PASSPORTS, TRANSLATORS, AND BRIDGES (TO NOWHERE)


             It is Spring Break and I am in San Diego enjoying the sunshine. Yesterday I was excited to find my passport in the mail. It was a tangible step in my Costa Rican adventure.  The sun here is yet another reminder of what I am up against once I arrive in Costa Rica. The Portland weather has made me forget the sunscreen mornings and aloe vera evenings.
            I invested in a translator today as a little helper for the words that just don’t stick. It is nice and small and will fit in my back pocket. I have been practicing Spanish in my head. Before I say something I think of how I would say the same thing in Spanish. It is tough but it is fun.  Even more difficult than translating the language is trying to translate why I am going to Costa Rica in the first place to the friends and family members I talk to.
            To be honest, I don’t quite know exactly what I will be doing. I fly in to San Jose and then get in a taxi for about an hour to the tourist city of Jaco. Once there, I am meeting up with an old family friend, Rebecca, who has been doing missionary work in the area for about five years now (?). Rebecca works with the forgotten people of the area. There is a community on a river that has less money, more alcohol, and several prostitutes. In this community, Rebecca has been working with the children. She has shown them what an education can do and how to abstain from substances. I will be working with the children too. I will be teaching them all that I can in the short month that I am there and a lot of this will be simply teaching by example.
            So preparation, how do you prepare to do something when you aren’t quite sure of the specifics? I have been doing a lot of reading to calm the anxieties of the unknown. After talking to a friend that has been on many missionary trips himself, I was told to try to stay away as much as I could from trying to learn everything there is to know about the place I was going to and rather to learn more about the issues that I will be addressing. He said that if I tried to learn all about Costa Rica, the culture shock once I got there would be even more shocking and I would have to unlearn some of what I hadn't known in the first place; he said it would just be creating more work. It is sometimes better to just learn by immersing yourself. Rather, I have been reading books about aiding countries in developing countries, education systems, and Latin American politics.
            Last week, I read the book Half the Sky and I couldn’t recommend it more. Its focus was on women and injustices they face. There were pictures of the women as you read and many stories straight from their mouths. It was one of the most enlightening books I have read in a while and I am convinced it should be required reading for high school students so that everyone knows the world is much bigger than our own towns before they graduate to the bigger world of college. Not only did it tell you the stories but it left you with solutions. Today I am finishing up the book Africa Doesn’t Matter.

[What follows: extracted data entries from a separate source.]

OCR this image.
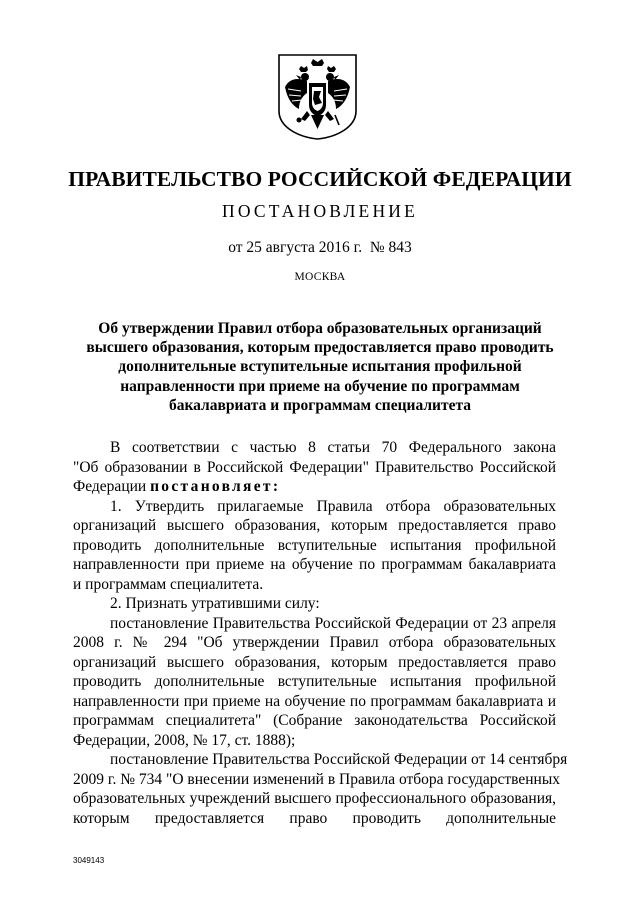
ПРАВИТЕЛЬСТВО РОССИЙСКОЙ ФЕДЕРАЦИИ
ПОСТАНОВЛЕНИЕ
от 25 августа 2016 г. № 843
МОСКВА
Об утверждении Правил отбора образовательных организаций
высшего образования, которым предоставляется право проводить
дополнительные вступительные испытания профильной
направленности при приеме на обучение по программам
бакалавриата и программам специалитета
В соответствии с частью 8 статьи 70 Федерального закона
"Об образовании в Российской Федерации" Правительство Российской
Федерации постановляет:
1. Утвердить прилагаемые Правила отбора образовательных
организаций высшего образования, которым предоставляется право
проводить дополнительные вступительные испытания профильной
направленности при приеме на обучение по программам бакалавриата
и программам специалитета.
2. Признать утратившими силу:
постановление Правительства Российской Федерации от 23 апреля
2008 г. № 294 "Об утверждении Правил отбора образовательных
организаций высшего образования, которым предоставляется право
проводить дополнительные вступительные испытания профильной
направленности при приеме на обучение по программам бакалавриата и
программам специалитета" (Собрание законодательства Российской
Федерации, 2008, № 17, ст. 1888);
постановление Правительства Российской Федерации от 14 сентября
2009 г. № 734 "О внесении изменений в Правила отбора государственных
образовательных учреждений высшего профессионального образования,
которым предоставляется право проводить дополнительные
3049143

I have found that less than the facts about Africa, this book has been the best reminder about foreign aid. Essentially it begs for individuals who want to help to ask the people they are helping what they want before they try to help. As reasonable as this sounds, I think often someone that just wants to go help goes in with an idea of what they are going to do long before asking the people what they truly need. There are stories of American missionaries building bridges for Kenyans but they don't built roads to get to the bridges and therefore, the bridges go unused. This was an enlightening moment. Perhaps, not knowing exactly what I am going to do this Summer in Costa Rica isn’t such a bad thing. It is better to learn what the people need then start making plans for unneeded bridges while I am still in the States.
            So, 62 days and counting but until then, lots of reading, Spanish practicing, and money saving!